17th Sep 2019 08:13
(Alliance News) - Wizz Air Holdings PLC said Tuesday its has increased its fuel hedge coverage above its policy minimums for the remaining months of its current financial year and for its next.
The budget airline said it took the decision to increase its hedging position to take advantage of lower fuel prices over the summer period.
Fuel hedging is used to fix a price at a chosen level for a period of time to protect against price volatility. Jet fuel is one of the biggest variable costs for an airline.
For its current year to the end of March 2020, the Central and Eastern European airline, has increased its hedge coverage to 77% from its minimum level of 50%.
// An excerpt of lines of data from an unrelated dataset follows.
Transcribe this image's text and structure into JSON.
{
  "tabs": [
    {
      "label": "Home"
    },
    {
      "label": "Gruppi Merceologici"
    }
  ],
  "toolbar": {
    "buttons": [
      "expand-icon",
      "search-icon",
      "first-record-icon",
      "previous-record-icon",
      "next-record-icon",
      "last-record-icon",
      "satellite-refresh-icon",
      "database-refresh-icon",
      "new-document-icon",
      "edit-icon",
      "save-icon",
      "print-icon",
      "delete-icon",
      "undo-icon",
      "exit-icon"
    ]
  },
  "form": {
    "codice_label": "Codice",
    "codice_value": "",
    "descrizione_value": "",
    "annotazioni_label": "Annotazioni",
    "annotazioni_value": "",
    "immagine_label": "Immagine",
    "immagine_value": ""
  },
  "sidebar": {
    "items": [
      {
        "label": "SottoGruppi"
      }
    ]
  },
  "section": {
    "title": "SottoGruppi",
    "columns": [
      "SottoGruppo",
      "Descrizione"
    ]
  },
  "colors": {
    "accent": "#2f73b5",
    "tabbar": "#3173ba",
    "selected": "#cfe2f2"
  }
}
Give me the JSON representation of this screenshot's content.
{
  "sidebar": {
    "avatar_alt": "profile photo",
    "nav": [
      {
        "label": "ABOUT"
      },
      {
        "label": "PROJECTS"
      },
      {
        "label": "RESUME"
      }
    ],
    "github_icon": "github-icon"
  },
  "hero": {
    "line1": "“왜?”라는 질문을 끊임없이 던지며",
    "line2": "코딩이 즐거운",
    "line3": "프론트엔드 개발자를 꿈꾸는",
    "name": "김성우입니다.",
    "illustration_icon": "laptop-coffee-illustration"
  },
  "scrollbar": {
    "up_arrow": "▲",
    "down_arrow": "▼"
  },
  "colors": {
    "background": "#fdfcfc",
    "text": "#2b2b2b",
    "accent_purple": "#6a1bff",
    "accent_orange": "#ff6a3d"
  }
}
This gives Wizz Air coverage over 541,000 metric tonnes of fuel, out of the 703,000 tonnes to which the airline is exposed. For the year, Wizz Air has a blended capped rate of USD692 per tonne, and a floor rate of USD633.
For its 2021 financial year, the group increased its hedge position to 43% from 40%, giving Wizz Air coverage on 621,000 metric tonnes, out of its total exposure to 1.45 million tonnes. For the period, Wizz Air will have a blended capped rate of USD661, and a floor rate of USD603.
Wizz Air shares were down 0.5% at 3,354.00 pence each early Tuesday in London.